Mike Hoffman, 59, attended his 60th Nevada Day parade on Saturday.
“I love it,” he said. “I can’t stop, I’d probably jinx it. Break the magic.”
He went to his first parade as just an infant with his father, Howard, who served as sheriff of Carson City, and mother, Ruth, who finished her husband’s term as sheriff after his death.
“I heard I rode in the parade in the front seat of a cop car,” he said. “But that could just be a myth.”
His wife, Susan, was there Saturday, too, with her sister, Emily Mathews.
“It’s our favorite day of the year,” Susan said. “There’s nothing like being at a Nevada Day parade with the Mathews sisters.
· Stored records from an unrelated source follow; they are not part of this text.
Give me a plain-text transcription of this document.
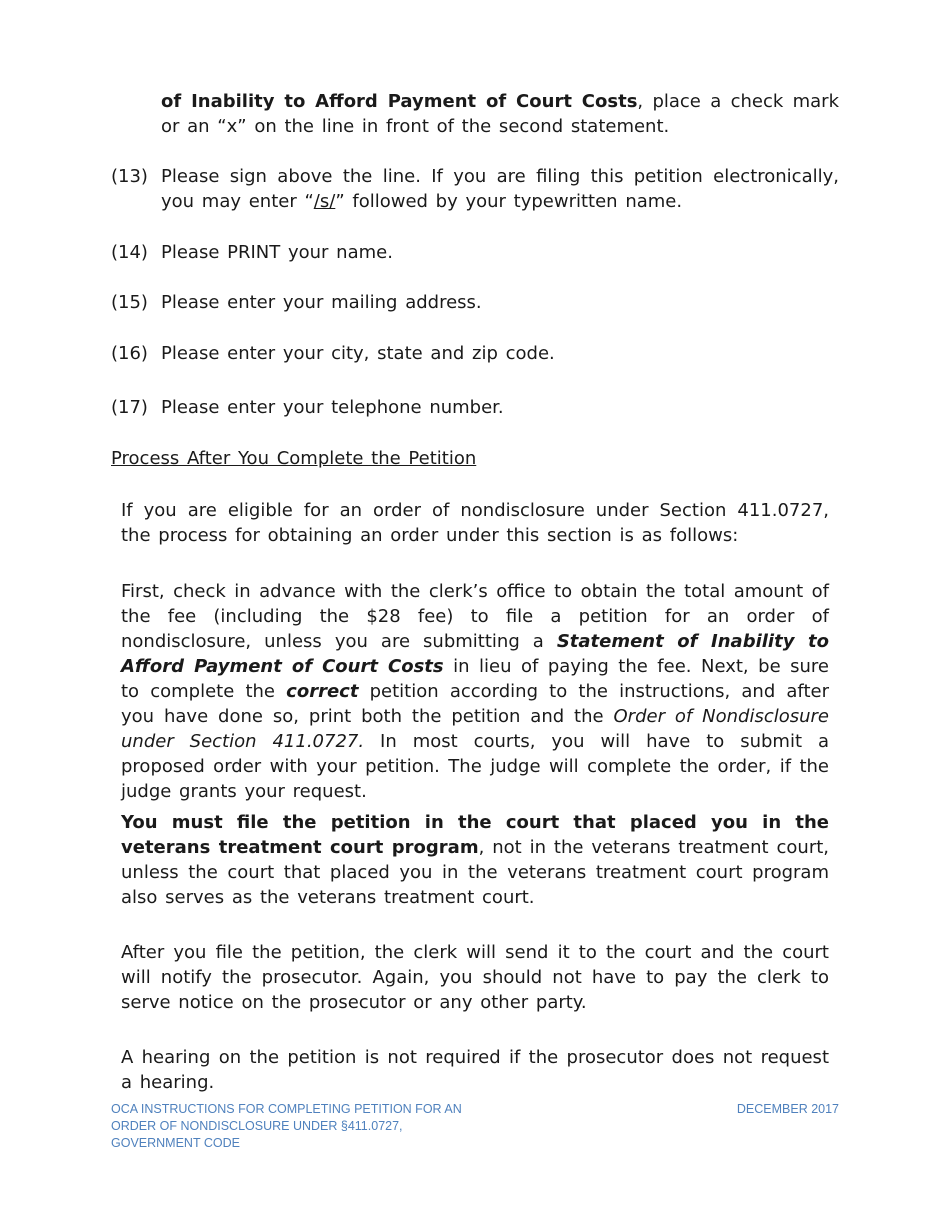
of Inability to Afford Payment of Court Costs, place a check mark or an “x” on the line in front of the second statement.
(13) Please sign above the line. If you are filing this petition electronically, you may enter “/s/” followed by your typewritten name.
(14) Please PRINT your name.
(15) Please enter your mailing address.
(16) Please enter your city, state and zip code.
(17) Please enter your telephone number.
Process After You Complete the Petition

If you are eligible for an order of nondisclosure under Section 411.0727, the process for obtaining an order under this section is as follows:

First, check in advance with the clerk’s office to obtain the total amount of the fee (including the $28 fee) to file a petition for an order of nondisclosure, unless you are submitting a Statement of Inability to Afford Payment of Court Costs in lieu of paying the fee. Next, be sure to complete the correct petition according to the instructions, and after you have done so, print both the petition and the Order of Nondisclosure under Section 411.0727. In most courts, you will have to submit a proposed order with your petition. The judge will complete the order, if the judge grants your request.

You must file the petition in the court that placed you in the veterans treatment court program, not in the veterans treatment court, unless the court that placed you in the veterans treatment court program also serves as the veterans treatment court.

After you file the petition, the clerk will send it to the court and the court will notify the prosecutor. Again, you should not have to pay the clerk to serve notice on the prosecutor or any other party.

A hearing on the petition is not required if the prosecutor does not request a hearing.

OCA INSTRUCTIONS FOR COMPLETING PETITION FOR AN
ORDER OF NONDISCLOSURE UNDER §411.0727,
GOVERNMENT CODE
DECEMBER 2017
Seeing old friends all day long is just icing on the cake.”
And no other parade will do.
“I’ve never been to another parade,” Emily said.
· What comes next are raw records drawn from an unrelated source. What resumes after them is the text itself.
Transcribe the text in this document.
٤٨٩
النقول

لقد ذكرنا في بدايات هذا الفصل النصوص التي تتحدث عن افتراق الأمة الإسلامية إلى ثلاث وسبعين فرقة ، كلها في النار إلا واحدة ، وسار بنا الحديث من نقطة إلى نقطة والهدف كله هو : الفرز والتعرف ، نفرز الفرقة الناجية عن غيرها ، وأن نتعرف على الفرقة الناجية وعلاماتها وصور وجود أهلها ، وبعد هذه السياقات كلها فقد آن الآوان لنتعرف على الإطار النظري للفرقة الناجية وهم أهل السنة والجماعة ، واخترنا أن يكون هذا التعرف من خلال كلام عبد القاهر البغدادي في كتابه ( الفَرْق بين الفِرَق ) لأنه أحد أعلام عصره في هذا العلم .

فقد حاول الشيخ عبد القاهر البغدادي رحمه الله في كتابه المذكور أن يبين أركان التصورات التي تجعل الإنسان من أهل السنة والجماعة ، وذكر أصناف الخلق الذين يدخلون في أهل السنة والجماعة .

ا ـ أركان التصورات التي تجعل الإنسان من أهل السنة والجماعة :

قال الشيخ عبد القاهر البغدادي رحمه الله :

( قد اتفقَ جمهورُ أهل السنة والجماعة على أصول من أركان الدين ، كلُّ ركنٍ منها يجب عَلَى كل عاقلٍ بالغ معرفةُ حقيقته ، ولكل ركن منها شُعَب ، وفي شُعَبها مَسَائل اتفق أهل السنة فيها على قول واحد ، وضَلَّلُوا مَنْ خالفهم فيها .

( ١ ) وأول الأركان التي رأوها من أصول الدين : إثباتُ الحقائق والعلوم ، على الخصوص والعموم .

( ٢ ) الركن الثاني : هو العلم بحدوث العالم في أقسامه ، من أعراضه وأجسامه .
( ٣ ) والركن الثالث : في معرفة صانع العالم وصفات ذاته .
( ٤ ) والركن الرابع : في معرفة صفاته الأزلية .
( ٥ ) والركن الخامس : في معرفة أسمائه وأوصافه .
Despite Saturday’s temperatures in the 40s and occasional rain, which canceled the annual hot air balloon launch, event coordinator Dana Lee Fruend said the parade and other festivities — the culmination of a yearlong celebration of the state’s 150th birthday — was well attended and spirits were high.
“It’s on,” she said. “We’re having fun down here. Nevadans are tough. Everybody is here to have a good time.”
While some wore their Nevada pride on sweatshirts and hats, Jamie Leonard displayed his with a temporary “Battle Born” tattoo on his forehead.
“I’m a native,” he said. “Born and bred.”
He said he was out at 5 a.m. staking out his family’s traditional spot.
“It was a little moist this morning,” he said.
Sean Potter was out early as well to back his truck next to Cactus Jack’s where his family typically sits to watch the parade then move over to the World Championship Single-Jack Rock Drilling competition.
“It’s part of Nevada,” he said. “Part of our statehood. Part of our culture. It’s always been part of our lives.” The Potter family was also up before the sun, but to run in the annual Nevada Day Classic 8K and 2 Mile.
While Dawn Voight usually participates, she was especially excited this year because proceeds went to support Guide Dogs For the Blind. “My husband is visually impaired,” she said. “So this one had special significance.”
He husband, Chuck Voight, participated in the walk/run for the first time this year, but usually attends the parade.
“We were born here,” he said. “We come to celebrate out foundry day. We’re one of only about two states to do it. And we have a lot of state pride.”
The sesquicentennial parade had a lineup of 238 floats, featuring Nevada’s history and contemporary culture, and lasted nearly four hours.
“I always go to the parade, even if the weather is bad,” said Ann McNight. “With the color of everything and the crisp air and the rustling leaves all over everything ... it’s almost magical to me.”